The packaged fish is also exported to countries that ban North Korean products, including South Korea, Japan and the United States, say the vendors, who are also involved in the export of their products.
“All the dried fish is from North Korea but we package it here so we say the fish is from here,” said one vendor who spoke on condition of anonymity.
Smaller packets sell for around 40 yuan ($5.80) while the bigger ones which are often given as gifts sell for at least 100 yuan.
“We export everywhere, mostly to South Korea and Japan. I’ve even exported to the U.S.,” said another vendor. “We sell some of our fish here, but we mostly export overseas.”
The official newspaper of the government of Jilin province, where Yanji is located, said in a September article that North Korean and Russian seafood is processed in a town near Yanji, before being exported to South Korea, Japan, the United States and Europe.
Reuters could not independently confirm that North Korean seafood from Yanji or nearby towns is being exported to South Korea, Japan and the United States.
The United States, Japan and South Korea, ban products made inside North Korea, as well as those using North Korean ingredients produced in third countries, such as China.
The United Nations Security Council imposed new sanctions on North Korea this month aimed at cutting its annual export revenue by a quarter in response to Pyongyang’s fifth and largest nuclear test yet in September.
China’s imports of North Korean seafood are allowed under U.N. sanctions, if they support the livelihood of ordinary North Korean fishermen.
In practice, it is almost impossible to ascertain whether the seafood that comes across the border is from independent fishermen or state-linked companies, analysts said.
China’s foreign ministry spokesman Lu Kang declined to respond to a Reuters question about the repackaging of North Korean fish for export.
“Beijing strongly supports the U.N. Security Council sanctions. But we have never accepted and never approved any other countries using so-called unilateral sanctions,” Kang said, referring to the comprehensive bans imposed by the United States, Japan and South Korea.
South Korea’s Customs Service said that since 2010 it has demanded certificates of origin on 22 items, including mushrooms and seafood coming from China and Russia.
“If the goods are found to have originated from North Korea, they are confiscated and the importers are fined,” said a customs official who declined to be identified.
A Japanese customs official said in response to Reuters that Japan requires North Korea’s neighbors, including China and Russia, to certify their seafood products do not come from North Korea. “We thoroughly check those items at the water’s edge,” the official said.

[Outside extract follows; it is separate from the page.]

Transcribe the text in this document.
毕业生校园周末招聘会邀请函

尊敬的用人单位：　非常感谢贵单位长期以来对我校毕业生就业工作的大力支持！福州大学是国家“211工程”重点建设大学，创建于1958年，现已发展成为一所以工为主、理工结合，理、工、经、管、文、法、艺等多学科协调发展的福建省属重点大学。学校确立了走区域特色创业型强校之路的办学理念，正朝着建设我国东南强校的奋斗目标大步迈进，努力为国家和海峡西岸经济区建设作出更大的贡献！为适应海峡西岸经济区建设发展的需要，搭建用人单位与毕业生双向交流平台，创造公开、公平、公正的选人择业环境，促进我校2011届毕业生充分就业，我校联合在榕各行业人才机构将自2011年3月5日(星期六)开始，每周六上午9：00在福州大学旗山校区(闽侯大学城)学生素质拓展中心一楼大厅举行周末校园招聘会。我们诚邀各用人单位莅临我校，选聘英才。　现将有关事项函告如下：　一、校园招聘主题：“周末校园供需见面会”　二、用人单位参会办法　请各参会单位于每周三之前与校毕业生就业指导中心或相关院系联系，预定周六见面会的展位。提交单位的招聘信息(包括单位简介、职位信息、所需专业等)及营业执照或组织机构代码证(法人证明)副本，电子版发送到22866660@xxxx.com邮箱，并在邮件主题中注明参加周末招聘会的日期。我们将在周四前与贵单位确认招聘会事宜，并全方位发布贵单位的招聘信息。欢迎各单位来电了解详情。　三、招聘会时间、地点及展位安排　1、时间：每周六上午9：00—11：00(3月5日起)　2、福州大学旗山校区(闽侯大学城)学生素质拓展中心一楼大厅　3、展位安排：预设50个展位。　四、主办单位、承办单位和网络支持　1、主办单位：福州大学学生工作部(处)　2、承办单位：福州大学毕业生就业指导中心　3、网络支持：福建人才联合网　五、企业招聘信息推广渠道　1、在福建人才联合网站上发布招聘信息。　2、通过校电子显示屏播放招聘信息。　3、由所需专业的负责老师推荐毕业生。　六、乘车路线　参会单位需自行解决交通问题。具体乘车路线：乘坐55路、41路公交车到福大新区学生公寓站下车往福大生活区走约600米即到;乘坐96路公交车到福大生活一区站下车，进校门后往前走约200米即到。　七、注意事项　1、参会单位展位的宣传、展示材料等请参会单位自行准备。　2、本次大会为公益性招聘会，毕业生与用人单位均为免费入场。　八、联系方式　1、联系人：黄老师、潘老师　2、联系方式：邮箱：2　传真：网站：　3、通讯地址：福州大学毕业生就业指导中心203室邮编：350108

U.S. Customs and Border Protection spokesman Daniel Hetlage declined to comment on any North Korean seafood that may be exported to the United States. He pointed to language in the U.S. Treasury Department’s website that says about the U.S. sanctions: “This broad prohibition applies to goods, services, and technology from North Korea that are used as components of finished products of, or substantially transformed in, a third country.”
The vast majority of North Korea’s exports come through China, and seafood is one of the more rapidly growing items. From January to October this year, China bought more than $156 million in North Korean seafood exports, up 74 percent from 2015, according to Chinese customs data.
Seafood exports were North Korea’s fourth-largest export to China behind coal, textiles and minerals.
It’s not clear from the data how much North Korean seafood processed in China was re-exported to third countries.
China has argued strongly to exempt livelihood exports from U.N. sanctions because it does not want to punish ordinary North Koreans for the actions of its government.
But it’s practically impossible for a fisherman on his own in North Korea to collect fish products and then link into a distribution channel that goes to China, said Andray Abrahamian of Choson Exchange, a Singapore-based company that trains North Koreans in business skills.
“He would need to be working with, or directly for, a bigger fishery company or seafood processing company in North Korea. How those arrangements are made however, there’s probably a lot of variance.”